Posted: December 12th, 2018
Category: Franchise Experts
Although the Franchise Disclosure Document (FDD) is a uniform document providing information about a franchise organization, there are many aspects about owning and operating a franchise that vary from state to state. This can include taxes, real estate leasing prices, operational costs and local licensing agreements.
The first area of focus tends to be state franchise regulations. "The Franchise Rule", a federal regulation mandated by the FTC, is designed to create consistency and transparency. However, some states have created their own body of law in addition to federal law. There are 13 states in which the franchisor must register. These states often require the franchisor to draft an addendum to comply with the state regulations. Some of these states include California, New York, Virginia, Washington and Illinois, among others. The franchisee will be required to sign the state addendum if they are resident of that state.

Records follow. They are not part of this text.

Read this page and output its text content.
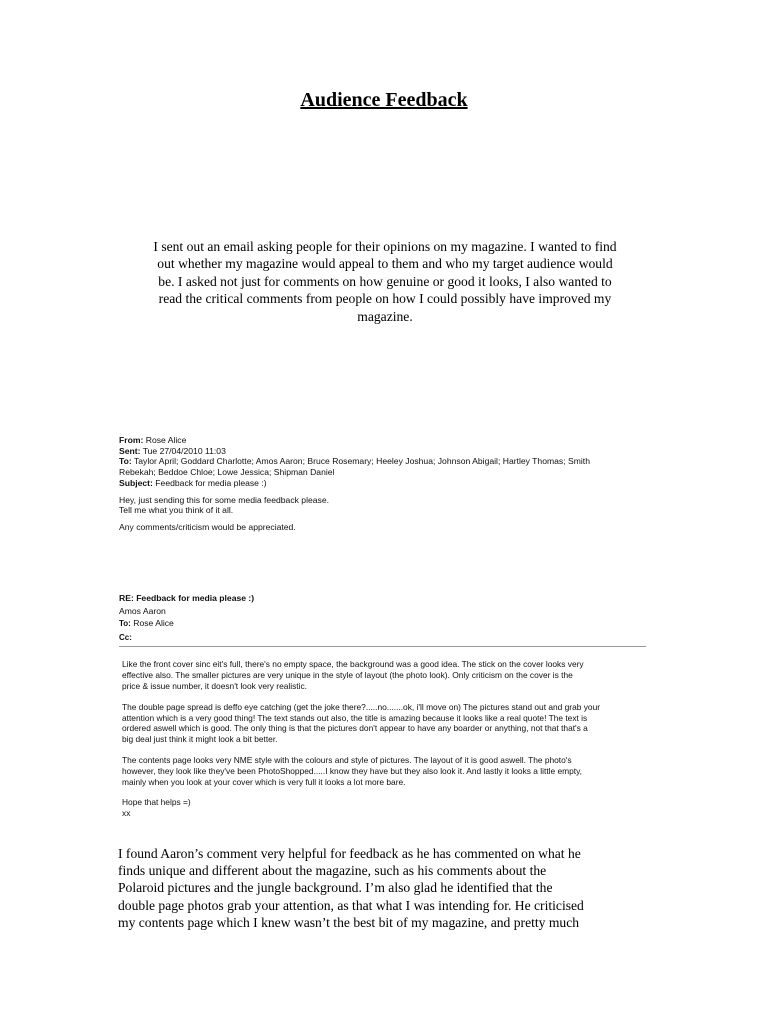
Audience Feedback
I sent out an email asking people for their opinions on my magazine. I wanted to find
out whether my magazine would appeal to them and who my target audience would
be. I asked not just for comments on how genuine or good it looks, I also wanted to
read the critical comments from people on how I could possibly have improved my
magazine.
From: Rose Alice
Sent: Tue 27/04/2010 11:03
To: Taylor April; Goddard Charlotte; Amos Aaron; Bruce Rosemary; Heeley Joshua; Johnson Abigail; Hartley Thomas; Smith
Rebekah; Beddoe Chloe; Lowe Jessica; Shipman Daniel
Subject: Feedback for media please :)
Hey, just sending this for some media feedback please.
Tell me what you think of it all.
Any comments/criticism would be appreciated.
RE: Feedback for media please :)
Amos Aaron
To: Rose Alice
Cc:
Like the front cover sinc eit's full, there's no empty space, the background was a good idea. The stick on the cover looks very
effective also. The smaller pictures are very unique in the style of layout (the photo look). Only criticism on the cover is the
price & issue number, it doesn't look very realistic.
The double page spread is deffo eye catching (get the joke there?.....no.......ok, i'll move on) The pictures stand out and grab your
attention which is a very good thing! The text stands out also, the title is amazing because it looks like a real quote! The text is
ordered aswell which is good. The only thing is that the pictures don't appear to have any boarder or anything, not that that's a
big deal just think it might look a bit better.
The contents page looks very NME style with the colours and style of pictures. The layout of it is good aswell. The photo's
however, they look like they've been PhotoShopped.....I know they have but they also look it. And lastly it looks a little empty,
mainly when you look at your cover which is very full it looks a lot more bare.
Hope that helps =)
xx
I found Aaron’s comment very helpful for feedback as he has commented on what he
finds unique and different about the magazine, such as his comments about the
Polaroid pictures and the jungle background. I’m also glad he identified that the
double page photos grab your attention, as that what I was intending for. He criticised
my contents page which I knew wasn’t the best bit of my magazine, and pretty much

As a franchise coach, I speak with many prospective franchisees who focus on these state regulations. But the fact is that these regulations are aimed at the franchisor rather than the franchisee. The franchisor must adjust based on the particular state regulation before they are authorized to do business there and the franchisee doesn’t have the ability to make any of those changes on their own.
While some expenses such as franchise fees and royalties are fixed, other financial factors may vary depending on location. A primary example of this is the cost of build out and operations. Whether it is the cost of labor or the expense of the buildout of a location, that will differ based on the state in which it operates. The cost of doing business in New York City or Northern New Jersey will be higher than similar sized locations in the Midwest.
There does tend to be balance. Areas in which there are higher operating expenses tend to be able to charge a higher price for their product or service, and vice versa. The most notable example is California, where the cost of doing business is significantly higher than other states. Other states like Texas and Florida don’t have the same cost or complexity when it comes to labor and operations.
Franchise prospects should also be aware of various licensing requirements, whether they be at the state, county or city levels. Many states have simple requirements such as a business or contractor’s license. If you find that there are local licensing requirements I would recommend consulting with the franchisor to see what their approach has been in the past to satisfy these licensing requirements. They have experience in this area and should be able to help guide the franchisee through this process. At the same time, you may want to consult with a local attorney or advisor with expertise in this area.
While state regulations are much more challenging for the franchisor, it is important that a franchise prospect knows the local business climate and regulations before purchasing a franchise.